服が好きになり、ショップ店員を始め、芸能界に入ったゆうたろう。濃密な人生の中でも、特にこの2年は役者としてもがき、考え、苦しんだ成長の期間だったという。削られ、磨かれた魅力はさらに進化を続け、ジェンダーや年齢を超えた独自の存在を私たちに示してくれるに違いない。そんな彼に20歳からのモットーを聞くと「女の子には優しくする」だそうで、なんだか肩の力が抜けてしまった。
「男の子はいいんです、もう友達だから。じゃなくて、女の子からモテたいな(笑)。女の子に告白されたこと、中2以降ないんです。

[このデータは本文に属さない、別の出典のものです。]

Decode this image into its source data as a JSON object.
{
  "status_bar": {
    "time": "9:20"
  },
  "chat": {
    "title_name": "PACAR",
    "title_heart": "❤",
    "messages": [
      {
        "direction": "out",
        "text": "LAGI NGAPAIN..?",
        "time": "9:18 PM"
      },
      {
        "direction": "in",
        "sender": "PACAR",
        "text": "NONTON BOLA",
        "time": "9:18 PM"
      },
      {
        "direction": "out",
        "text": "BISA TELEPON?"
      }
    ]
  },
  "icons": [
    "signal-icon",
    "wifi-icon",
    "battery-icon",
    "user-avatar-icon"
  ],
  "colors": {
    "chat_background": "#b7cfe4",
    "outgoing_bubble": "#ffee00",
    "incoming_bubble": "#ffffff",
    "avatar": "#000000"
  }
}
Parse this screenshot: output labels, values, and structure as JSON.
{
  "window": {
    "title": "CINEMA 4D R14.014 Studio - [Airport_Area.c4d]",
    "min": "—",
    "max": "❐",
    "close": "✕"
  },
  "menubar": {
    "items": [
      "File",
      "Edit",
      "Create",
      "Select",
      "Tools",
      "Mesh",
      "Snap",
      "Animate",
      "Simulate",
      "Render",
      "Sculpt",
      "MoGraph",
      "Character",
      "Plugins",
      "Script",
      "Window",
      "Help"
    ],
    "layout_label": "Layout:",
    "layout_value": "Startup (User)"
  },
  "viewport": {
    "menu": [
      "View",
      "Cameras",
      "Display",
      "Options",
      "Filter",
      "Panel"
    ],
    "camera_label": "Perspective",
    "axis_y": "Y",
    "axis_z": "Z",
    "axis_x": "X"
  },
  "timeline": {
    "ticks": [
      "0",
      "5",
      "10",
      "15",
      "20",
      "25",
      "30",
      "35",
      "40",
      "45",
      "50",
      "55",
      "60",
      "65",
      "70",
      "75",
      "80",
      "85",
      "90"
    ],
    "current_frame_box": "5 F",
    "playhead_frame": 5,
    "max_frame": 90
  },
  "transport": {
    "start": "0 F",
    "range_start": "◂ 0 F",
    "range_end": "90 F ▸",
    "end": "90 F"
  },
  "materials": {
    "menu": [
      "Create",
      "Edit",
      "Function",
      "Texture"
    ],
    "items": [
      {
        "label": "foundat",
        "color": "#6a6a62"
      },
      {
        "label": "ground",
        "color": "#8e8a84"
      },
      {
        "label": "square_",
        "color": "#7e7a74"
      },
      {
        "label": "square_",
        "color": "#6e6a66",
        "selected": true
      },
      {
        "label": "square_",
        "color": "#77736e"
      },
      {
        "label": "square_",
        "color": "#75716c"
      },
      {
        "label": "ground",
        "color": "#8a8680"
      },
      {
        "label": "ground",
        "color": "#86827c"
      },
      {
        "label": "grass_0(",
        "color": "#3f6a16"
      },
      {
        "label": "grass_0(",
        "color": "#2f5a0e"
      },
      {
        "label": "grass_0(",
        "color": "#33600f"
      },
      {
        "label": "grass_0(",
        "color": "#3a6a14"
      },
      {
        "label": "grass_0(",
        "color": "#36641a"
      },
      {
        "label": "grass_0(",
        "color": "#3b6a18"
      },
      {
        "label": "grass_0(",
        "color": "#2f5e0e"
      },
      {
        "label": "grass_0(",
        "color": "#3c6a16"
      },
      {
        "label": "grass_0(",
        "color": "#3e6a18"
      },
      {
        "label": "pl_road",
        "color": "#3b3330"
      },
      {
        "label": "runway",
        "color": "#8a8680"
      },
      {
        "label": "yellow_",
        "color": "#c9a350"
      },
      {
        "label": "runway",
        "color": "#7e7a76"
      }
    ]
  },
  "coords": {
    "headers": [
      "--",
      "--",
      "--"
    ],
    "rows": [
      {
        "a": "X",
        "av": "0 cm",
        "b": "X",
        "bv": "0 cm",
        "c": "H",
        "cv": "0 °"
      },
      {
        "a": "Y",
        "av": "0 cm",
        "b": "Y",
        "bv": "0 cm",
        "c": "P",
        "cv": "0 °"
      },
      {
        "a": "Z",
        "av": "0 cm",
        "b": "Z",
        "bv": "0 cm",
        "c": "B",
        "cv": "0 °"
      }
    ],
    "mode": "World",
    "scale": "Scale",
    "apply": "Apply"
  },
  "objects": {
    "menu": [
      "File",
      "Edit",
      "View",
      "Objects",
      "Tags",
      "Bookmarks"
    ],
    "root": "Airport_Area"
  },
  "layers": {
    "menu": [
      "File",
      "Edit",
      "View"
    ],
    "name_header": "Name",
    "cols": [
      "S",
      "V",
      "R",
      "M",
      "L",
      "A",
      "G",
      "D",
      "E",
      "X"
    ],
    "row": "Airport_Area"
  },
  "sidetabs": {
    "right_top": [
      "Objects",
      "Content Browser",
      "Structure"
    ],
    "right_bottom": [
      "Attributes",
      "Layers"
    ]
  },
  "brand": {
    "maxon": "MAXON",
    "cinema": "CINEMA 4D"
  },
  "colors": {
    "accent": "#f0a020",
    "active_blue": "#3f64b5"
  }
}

そんな僕を見かねて、なぜモテないのかを姉と友人が勝手に分析してくれたんですけど、その結果エロさが足りないって。だから最近、色気を出せるように頑張ってます(笑)」。しかし、「付き合うことに興味がない」という前回の取材での発言に変化はないのだそう。「僕の感覚ですけど、付き合うって口約束だとやっぱり思うので。先週までラブラブしてたのに、別れたらいきなり過去を捨てるとかちょっと怖くて。だから、交際0日で結婚とかの方が僕には向いてるかも。最近たまにいますよね。やっぱり結婚ってなると違うと思うし、僕も今は考えられないけど、いつかは好きな人と結婚して、子どもが欲しいです。自分と好きな人から生まれる子供ってすごい神秘的じゃないですか。究極の好きの塊ですよね。育っていくうちに口癖とかも自分に似てくるって言うし。さっきの話じゃないですけど、いつかはゆうたろう対ゆうたろうの子どもの会話のバトルゲームが行われるってことですよね(笑)おもしろいなあ」。